A shark patrolling the course did nothing to upset the stride of New Zealand America's Cup skipper Dean Barker as he powered his way to the lead of an opening Audi Medcup regatta approaching its halfway stage yesterday.

Barker, like so many, forced to race other tracks while the America's Cup is resolved, has taken over at the helm of the King of Spain's Bribon while the regular skipper, Dutchman Bouwe Bekking, is engaged in preparations for Spain's double entry in the Volvo Ocean Race, which starts from Alicante in October.

Barker has never been out of the top four in the opening five races and even a pair of wins in yesterday's three races for Peter de Ridder's Mean Machine left the Dutchman fifth, with 30 points, compared with Barker's 15.

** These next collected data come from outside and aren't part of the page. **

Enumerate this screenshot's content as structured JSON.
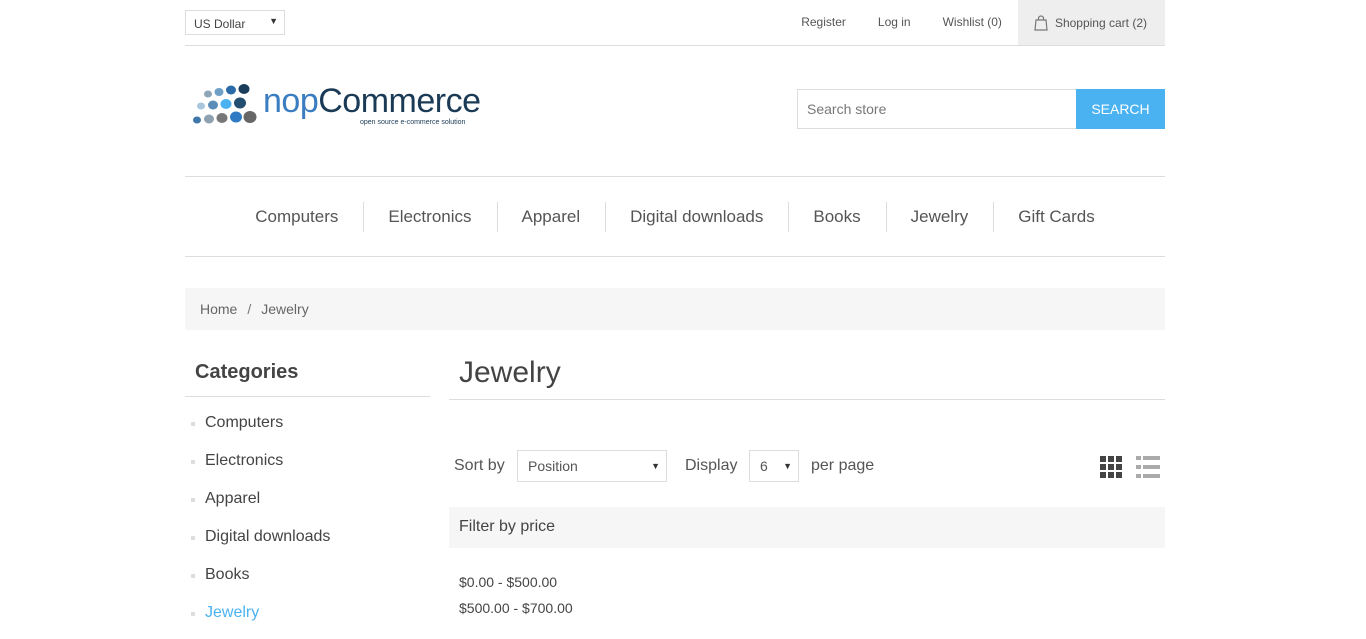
{
  "header": {
    "currency": "US Dollar",
    "links": {
      "register": "Register",
      "login": "Log in",
      "wishlist": "Wishlist (0)",
      "cart": "Shopping cart (2)"
    }
  },
  "logo": {
    "brand_a": "nop",
    "brand_b": "Commerce",
    "tagline": "open source e-commerce solution"
  },
  "search": {
    "placeholder": "Search store",
    "button": "SEARCH"
  },
  "menu": [
    "Computers",
    "Electronics",
    "Apparel",
    "Digital downloads",
    "Books",
    "Jewelry",
    "Gift Cards"
  ],
  "breadcrumb": {
    "home": "Home",
    "separator": "/",
    "current": "Jewelry"
  },
  "sidebar": {
    "title": "Categories",
    "items": [
      "Computers",
      "Electronics",
      "Apparel",
      "Digital downloads",
      "Books",
      "Jewelry"
    ]
  },
  "main": {
    "title": "Jewelry",
    "sort_label": "Sort by",
    "sort_value": "Position",
    "display_label": "Display",
    "display_value": "6",
    "per_page_label": "per page",
    "filter_title": "Filter by price",
    "price_ranges": [
      "$0.00 - $500.00",
      "$500.00 - $700.00"
    ]
  },
  "colors": {
    "accent": "#4ab2f1",
    "menu_text": "#555555",
    "border": "#dddddd"
  }
}
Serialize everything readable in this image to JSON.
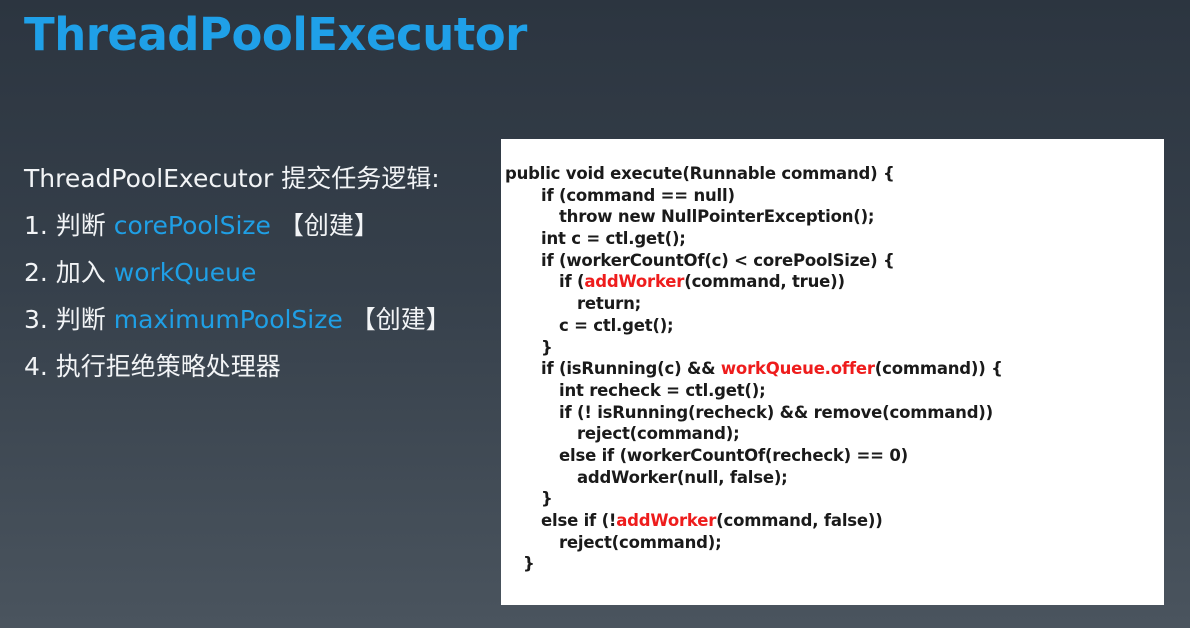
{
  "title": "ThreadPoolExecutor",
  "points": [
    {
      "pre": "ThreadPoolExecutor 提交任务逻辑:",
      "hl": "",
      "post": ""
    },
    {
      "pre": "1. 判断 ",
      "hl": "corePoolSize",
      "post": " 【创建】"
    },
    {
      "pre": "2. 加入 ",
      "hl": "workQueue",
      "post": ""
    },
    {
      "pre": "3. 判断 ",
      "hl": "maximumPoolSize",
      "post": " 【创建】"
    },
    {
      "pre": "4. 执行拒绝策略处理器",
      "hl": "",
      "post": ""
    }
  ],
  "code": [
    {
      "indent": 0,
      "segments": [
        {
          "t": "public void execute(Runnable command) {"
        }
      ]
    },
    {
      "indent": 2,
      "segments": [
        {
          "t": "if (command == null)"
        }
      ]
    },
    {
      "indent": 3,
      "segments": [
        {
          "t": "throw new NullPointerException();"
        }
      ]
    },
    {
      "indent": 2,
      "segments": [
        {
          "t": "int c = ctl.get();"
        }
      ]
    },
    {
      "indent": 2,
      "segments": [
        {
          "t": "if (workerCountOf(c) < corePoolSize) {"
        }
      ]
    },
    {
      "indent": 3,
      "segments": [
        {
          "t": "if ("
        },
        {
          "t": "addWorker",
          "red": true
        },
        {
          "t": "(command, true))"
        }
      ]
    },
    {
      "indent": 4,
      "segments": [
        {
          "t": "return;"
        }
      ]
    },
    {
      "indent": 3,
      "segments": [
        {
          "t": "c = ctl.get();"
        }
      ]
    },
    {
      "indent": 2,
      "segments": [
        {
          "t": "}"
        }
      ]
    },
    {
      "indent": 2,
      "segments": [
        {
          "t": "if (isRunning(c) && "
        },
        {
          "t": "workQueue.offer",
          "red": true
        },
        {
          "t": "(command)) {"
        }
      ]
    },
    {
      "indent": 3,
      "segments": [
        {
          "t": "int recheck = ctl.get();"
        }
      ]
    },
    {
      "indent": 3,
      "segments": [
        {
          "t": "if (! isRunning(recheck) && remove(command))"
        }
      ]
    },
    {
      "indent": 4,
      "segments": [
        {
          "t": "reject(command);"
        }
      ]
    },
    {
      "indent": 3,
      "segments": [
        {
          "t": "else if (workerCountOf(recheck) == 0)"
        }
      ]
    },
    {
      "indent": 4,
      "segments": [
        {
          "t": "addWorker(null, false);"
        }
      ]
    },
    {
      "indent": 2,
      "segments": [
        {
          "t": "}"
        }
      ]
    },
    {
      "indent": 2,
      "segments": [
        {
          "t": "else if (!"
        },
        {
          "t": "addWorker",
          "red": true
        },
        {
          "t": "(command, false))"
        }
      ]
    },
    {
      "indent": 3,
      "segments": [
        {
          "t": "reject(command);"
        }
      ]
    },
    {
      "indent": 1,
      "segments": [
        {
          "t": "}"
        }
      ]
    }
  ]
}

With 16 of the expected 19-strong fleet already racing and the soon to be completed America's Cup challenger syndicate, Oracle, with James Spithill on the helm, planning to join at the second regatta in Marseille at the beginning of June, there is no room for errors on courses that are relatively short and races which last barely an hour.

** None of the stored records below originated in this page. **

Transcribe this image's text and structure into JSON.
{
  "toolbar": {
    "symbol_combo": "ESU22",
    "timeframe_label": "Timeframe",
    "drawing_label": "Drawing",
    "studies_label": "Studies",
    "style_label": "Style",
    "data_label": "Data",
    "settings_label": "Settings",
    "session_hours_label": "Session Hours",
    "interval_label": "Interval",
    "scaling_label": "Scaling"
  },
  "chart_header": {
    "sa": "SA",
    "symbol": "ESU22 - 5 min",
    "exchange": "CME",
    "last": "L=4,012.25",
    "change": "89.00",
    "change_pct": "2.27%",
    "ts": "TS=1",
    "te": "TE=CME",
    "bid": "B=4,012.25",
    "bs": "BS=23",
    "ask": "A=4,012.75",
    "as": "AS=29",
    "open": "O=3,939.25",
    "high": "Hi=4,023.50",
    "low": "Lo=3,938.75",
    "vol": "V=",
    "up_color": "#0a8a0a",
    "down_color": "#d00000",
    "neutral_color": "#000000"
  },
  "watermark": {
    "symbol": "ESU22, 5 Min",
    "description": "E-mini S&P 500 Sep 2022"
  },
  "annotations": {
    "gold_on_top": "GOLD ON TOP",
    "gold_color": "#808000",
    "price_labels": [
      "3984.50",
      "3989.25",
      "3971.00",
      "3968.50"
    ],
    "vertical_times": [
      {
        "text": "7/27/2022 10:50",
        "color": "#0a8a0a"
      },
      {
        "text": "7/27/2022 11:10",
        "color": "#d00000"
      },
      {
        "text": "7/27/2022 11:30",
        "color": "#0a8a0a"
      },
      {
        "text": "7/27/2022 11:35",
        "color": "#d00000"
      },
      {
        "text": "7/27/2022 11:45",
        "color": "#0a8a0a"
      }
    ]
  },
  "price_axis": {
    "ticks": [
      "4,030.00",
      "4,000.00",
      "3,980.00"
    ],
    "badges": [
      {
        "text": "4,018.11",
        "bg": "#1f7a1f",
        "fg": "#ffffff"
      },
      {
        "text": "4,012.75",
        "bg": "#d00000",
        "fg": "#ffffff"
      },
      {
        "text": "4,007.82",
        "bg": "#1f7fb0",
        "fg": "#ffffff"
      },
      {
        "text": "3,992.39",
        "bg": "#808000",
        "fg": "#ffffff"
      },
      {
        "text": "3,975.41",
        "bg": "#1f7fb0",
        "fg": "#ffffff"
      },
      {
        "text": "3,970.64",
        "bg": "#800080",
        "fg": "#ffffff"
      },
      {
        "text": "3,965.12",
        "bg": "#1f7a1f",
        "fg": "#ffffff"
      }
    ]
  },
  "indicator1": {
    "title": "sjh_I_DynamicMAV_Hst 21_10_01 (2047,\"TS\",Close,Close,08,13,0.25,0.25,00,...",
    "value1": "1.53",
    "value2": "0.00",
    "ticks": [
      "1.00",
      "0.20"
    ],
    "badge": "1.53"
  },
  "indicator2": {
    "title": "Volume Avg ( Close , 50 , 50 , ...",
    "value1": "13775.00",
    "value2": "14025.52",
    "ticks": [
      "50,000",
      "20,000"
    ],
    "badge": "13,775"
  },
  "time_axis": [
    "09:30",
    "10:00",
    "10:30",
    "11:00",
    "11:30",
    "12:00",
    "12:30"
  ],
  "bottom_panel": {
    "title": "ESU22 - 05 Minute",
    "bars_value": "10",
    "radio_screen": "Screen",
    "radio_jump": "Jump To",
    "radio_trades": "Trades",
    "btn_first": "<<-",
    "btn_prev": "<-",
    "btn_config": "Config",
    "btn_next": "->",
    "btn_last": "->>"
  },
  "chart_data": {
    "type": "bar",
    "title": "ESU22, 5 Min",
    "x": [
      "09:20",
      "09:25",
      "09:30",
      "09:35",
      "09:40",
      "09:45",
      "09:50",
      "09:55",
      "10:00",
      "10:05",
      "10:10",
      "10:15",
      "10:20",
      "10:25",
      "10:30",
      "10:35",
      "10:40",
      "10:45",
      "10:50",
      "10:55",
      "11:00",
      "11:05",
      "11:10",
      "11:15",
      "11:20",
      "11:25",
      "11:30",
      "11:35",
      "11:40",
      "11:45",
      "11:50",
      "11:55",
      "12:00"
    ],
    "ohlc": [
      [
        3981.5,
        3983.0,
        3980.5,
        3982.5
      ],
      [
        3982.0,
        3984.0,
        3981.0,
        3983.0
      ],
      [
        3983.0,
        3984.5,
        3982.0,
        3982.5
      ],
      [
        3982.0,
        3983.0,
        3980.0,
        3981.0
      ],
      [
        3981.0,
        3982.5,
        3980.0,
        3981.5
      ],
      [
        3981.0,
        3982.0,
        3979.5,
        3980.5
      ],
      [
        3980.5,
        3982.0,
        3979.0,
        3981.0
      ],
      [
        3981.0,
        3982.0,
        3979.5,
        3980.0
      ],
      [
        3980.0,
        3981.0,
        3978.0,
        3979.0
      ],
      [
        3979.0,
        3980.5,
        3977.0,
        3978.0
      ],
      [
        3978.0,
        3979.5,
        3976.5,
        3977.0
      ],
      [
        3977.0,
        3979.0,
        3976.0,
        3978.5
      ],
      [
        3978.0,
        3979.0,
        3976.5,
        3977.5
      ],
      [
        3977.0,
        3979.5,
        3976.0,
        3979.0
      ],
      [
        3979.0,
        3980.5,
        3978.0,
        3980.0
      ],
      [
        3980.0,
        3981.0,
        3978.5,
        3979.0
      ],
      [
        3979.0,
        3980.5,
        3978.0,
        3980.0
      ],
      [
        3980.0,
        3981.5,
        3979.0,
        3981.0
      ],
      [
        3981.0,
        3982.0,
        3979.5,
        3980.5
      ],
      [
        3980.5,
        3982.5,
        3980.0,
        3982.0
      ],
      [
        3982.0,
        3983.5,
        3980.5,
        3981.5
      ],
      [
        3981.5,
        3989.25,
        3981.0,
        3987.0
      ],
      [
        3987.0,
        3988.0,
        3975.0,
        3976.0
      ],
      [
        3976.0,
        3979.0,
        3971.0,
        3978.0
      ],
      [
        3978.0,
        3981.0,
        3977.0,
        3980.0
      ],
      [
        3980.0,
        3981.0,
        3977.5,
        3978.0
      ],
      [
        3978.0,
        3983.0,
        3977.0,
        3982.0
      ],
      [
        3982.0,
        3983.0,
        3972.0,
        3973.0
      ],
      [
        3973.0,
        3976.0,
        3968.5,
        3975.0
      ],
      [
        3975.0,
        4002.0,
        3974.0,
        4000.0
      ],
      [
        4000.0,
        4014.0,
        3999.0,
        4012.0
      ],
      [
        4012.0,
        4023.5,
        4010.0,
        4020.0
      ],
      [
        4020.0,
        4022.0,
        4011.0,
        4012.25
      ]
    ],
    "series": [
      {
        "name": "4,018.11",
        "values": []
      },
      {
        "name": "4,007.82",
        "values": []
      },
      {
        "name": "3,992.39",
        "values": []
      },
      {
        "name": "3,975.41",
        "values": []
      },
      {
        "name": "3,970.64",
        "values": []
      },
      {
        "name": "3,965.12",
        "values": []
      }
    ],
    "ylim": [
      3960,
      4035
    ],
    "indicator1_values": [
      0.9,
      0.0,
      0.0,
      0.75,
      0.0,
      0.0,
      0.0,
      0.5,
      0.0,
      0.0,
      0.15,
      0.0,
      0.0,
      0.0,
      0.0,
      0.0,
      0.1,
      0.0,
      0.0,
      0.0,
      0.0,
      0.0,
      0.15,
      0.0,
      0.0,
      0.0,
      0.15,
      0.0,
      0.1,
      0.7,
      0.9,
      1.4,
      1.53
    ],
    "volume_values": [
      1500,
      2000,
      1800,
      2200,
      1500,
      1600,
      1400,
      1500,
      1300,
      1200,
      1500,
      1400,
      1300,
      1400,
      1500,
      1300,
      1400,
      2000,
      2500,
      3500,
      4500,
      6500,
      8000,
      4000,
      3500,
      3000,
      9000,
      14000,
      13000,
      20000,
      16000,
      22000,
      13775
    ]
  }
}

Other America's Cup affiliates include Paul Cayard's Desafio Espanol team, seventh after five races, and Jochen Schuemann with an equally sidelined Team Germany one place ahead. Carrying the flag for Britain is John Cook's Cristabella, searching for consistency in tenth.

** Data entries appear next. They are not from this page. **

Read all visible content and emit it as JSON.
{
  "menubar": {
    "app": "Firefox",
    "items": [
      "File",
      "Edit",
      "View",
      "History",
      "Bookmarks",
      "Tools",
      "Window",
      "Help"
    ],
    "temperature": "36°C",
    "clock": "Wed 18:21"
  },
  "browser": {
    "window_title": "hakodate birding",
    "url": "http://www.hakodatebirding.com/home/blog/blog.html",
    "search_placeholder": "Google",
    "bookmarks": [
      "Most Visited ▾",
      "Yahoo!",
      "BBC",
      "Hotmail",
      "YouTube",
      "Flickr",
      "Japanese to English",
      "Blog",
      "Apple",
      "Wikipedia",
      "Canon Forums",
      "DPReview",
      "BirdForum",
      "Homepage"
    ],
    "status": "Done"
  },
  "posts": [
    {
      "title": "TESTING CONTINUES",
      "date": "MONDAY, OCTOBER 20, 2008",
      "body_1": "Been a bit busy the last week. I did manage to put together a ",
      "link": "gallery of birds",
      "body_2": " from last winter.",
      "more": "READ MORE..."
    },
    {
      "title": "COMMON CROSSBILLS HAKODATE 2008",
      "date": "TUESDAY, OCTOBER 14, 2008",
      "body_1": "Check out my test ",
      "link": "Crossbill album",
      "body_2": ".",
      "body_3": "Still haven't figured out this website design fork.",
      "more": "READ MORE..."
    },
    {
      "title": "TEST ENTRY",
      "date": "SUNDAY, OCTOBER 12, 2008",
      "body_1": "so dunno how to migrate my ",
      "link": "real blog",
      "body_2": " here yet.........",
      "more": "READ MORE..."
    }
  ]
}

There is a total of six regattas, five of them in the Mediterranean with the finale at Portimao, Portugal, in September. That should produce an overall winner and, in addition, there is a one-off world gathering in Lanzarote in October.

Going into the fourth day of the Artemis singlehanded transatlantic race from Plymouth to Boston, Micehl Dejoyeaux headed a top trio of Frenchmen, holding an eight-mile led from Yann Elies, who was less than a mile ahead of third-placed Sebastien Josse.

Sam Davies was hanging on to the leading group in seventh place but, after coping with electrical and "confidence problems", Dee Caffari was 12th in the 13-strong Open 60 fleet, 235 miles in arrears.

In the 40-foot class, led by Italy's Giovanni Soldini, Miranda Merron shrugged off a collision with a whale and fought her way back up to fifth.